Once we obtain the model (which is a transformer that we either trained via Fit(), or loaded from somewhere), we can use it to make 'predictions' using the normal calls to model.Transform(data). However, when we use this model in a real life scenario, we often don't have a whole 'batch' of examples to predict on. Instead, we have one example at a time, and we need to make timely predictions on them immediately.

Of course, we can reduce this to the batch prediction:

  • Create a data view with exactly one row.
  • Call model.Transform(data) to obtain the 'predicted data view'.
  • Get a cursor over the resulting data.
  • Advance the cursor one step to get to the first (and only) row.
  • Extract the predicted values out of it.

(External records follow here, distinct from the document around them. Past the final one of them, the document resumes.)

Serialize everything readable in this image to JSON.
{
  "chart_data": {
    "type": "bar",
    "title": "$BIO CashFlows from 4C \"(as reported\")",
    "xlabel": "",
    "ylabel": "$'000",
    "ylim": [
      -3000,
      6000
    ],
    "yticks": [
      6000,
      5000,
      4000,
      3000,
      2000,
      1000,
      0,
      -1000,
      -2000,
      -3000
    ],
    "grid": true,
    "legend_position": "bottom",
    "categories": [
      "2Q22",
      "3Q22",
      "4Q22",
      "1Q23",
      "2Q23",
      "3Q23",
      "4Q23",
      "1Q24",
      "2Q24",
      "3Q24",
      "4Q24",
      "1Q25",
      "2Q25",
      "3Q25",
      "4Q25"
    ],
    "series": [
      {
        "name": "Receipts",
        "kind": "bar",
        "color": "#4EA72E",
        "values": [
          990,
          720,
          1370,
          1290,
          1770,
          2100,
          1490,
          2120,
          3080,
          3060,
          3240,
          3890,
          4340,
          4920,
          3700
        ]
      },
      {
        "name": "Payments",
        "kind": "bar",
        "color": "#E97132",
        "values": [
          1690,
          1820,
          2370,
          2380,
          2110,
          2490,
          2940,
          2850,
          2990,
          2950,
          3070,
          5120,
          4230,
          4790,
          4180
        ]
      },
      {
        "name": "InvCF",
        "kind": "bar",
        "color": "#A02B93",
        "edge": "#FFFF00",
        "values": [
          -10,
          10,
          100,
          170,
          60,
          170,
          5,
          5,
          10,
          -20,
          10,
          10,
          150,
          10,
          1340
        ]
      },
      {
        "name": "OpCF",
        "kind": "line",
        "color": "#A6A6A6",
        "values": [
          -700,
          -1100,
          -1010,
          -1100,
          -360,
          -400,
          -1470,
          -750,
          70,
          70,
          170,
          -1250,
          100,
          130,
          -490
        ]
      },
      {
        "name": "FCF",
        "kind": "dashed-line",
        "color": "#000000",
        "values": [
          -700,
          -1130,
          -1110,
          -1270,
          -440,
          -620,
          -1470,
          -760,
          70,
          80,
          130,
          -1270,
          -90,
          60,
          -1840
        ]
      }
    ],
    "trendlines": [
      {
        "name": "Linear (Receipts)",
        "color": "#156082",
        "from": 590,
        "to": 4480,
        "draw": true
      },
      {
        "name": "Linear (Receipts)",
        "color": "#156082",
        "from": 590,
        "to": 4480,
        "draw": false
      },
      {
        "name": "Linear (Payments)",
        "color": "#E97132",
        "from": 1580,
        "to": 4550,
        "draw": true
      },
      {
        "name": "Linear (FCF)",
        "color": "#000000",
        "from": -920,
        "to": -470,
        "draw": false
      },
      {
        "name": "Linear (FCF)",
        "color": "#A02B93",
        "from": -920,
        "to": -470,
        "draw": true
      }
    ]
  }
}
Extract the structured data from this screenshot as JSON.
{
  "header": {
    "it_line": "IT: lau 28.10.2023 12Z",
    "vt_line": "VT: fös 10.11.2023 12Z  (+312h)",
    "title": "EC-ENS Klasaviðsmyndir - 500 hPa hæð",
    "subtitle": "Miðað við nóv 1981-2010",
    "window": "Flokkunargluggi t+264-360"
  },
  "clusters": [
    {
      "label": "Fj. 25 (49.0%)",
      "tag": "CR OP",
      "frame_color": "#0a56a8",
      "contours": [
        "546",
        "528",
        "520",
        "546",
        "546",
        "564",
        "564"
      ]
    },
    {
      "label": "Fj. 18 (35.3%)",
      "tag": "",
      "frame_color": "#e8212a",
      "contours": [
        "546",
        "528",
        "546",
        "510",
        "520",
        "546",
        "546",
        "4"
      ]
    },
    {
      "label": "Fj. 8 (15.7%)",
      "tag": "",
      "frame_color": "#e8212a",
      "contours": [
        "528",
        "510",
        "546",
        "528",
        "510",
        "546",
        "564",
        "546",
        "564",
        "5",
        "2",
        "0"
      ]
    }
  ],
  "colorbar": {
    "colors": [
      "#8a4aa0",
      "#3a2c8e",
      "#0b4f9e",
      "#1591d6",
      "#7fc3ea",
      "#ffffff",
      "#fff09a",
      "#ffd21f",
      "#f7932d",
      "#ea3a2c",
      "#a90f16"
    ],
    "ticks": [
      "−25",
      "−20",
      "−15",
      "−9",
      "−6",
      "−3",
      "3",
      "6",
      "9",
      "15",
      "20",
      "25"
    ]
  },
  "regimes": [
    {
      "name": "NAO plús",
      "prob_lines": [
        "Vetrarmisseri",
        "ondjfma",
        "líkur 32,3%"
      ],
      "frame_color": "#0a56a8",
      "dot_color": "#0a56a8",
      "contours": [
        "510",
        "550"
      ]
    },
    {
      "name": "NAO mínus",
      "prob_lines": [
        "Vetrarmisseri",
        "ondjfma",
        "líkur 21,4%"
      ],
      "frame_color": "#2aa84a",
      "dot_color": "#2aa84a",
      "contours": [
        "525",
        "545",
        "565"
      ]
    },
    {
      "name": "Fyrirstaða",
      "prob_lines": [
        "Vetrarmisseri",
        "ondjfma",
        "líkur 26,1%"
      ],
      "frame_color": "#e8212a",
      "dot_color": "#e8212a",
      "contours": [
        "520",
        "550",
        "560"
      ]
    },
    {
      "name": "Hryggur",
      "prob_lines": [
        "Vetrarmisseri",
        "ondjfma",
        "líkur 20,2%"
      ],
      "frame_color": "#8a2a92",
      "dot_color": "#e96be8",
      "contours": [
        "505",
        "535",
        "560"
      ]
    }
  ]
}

The above algorithm can be implemented using the schema comprehension, with two user-defined objects InputExample and OutputPrediction as follows:

var inputData = env.CreateDataView(new InputExample[] { example });
var outputData = model.Transform(inputData);
var output = outputData.AsDynamic.AsEnumerable<OutputPrediction>(env, reuseRowObject: false).Single();

But this would be cumbersome, and would incur performance costs. Instead, we have a 'prediction function' object that performs the same work, but faster and more convenient, via an extension method MakePredictionFunction:

var predictionFunc = model.MakePredictionFunction<InputExample, OutputPrediction>(env);
var output = predictionFunc.Predict(example);

The same predictionFunc can (and should!) be used multiple times, thus amortizing the initial cost of MakePredictionFunction call.

The prediction function is not re-entrant / thread-safe: if you want to conduct predictions simultaneously with multiple threads, you need to have a prediction function per thread.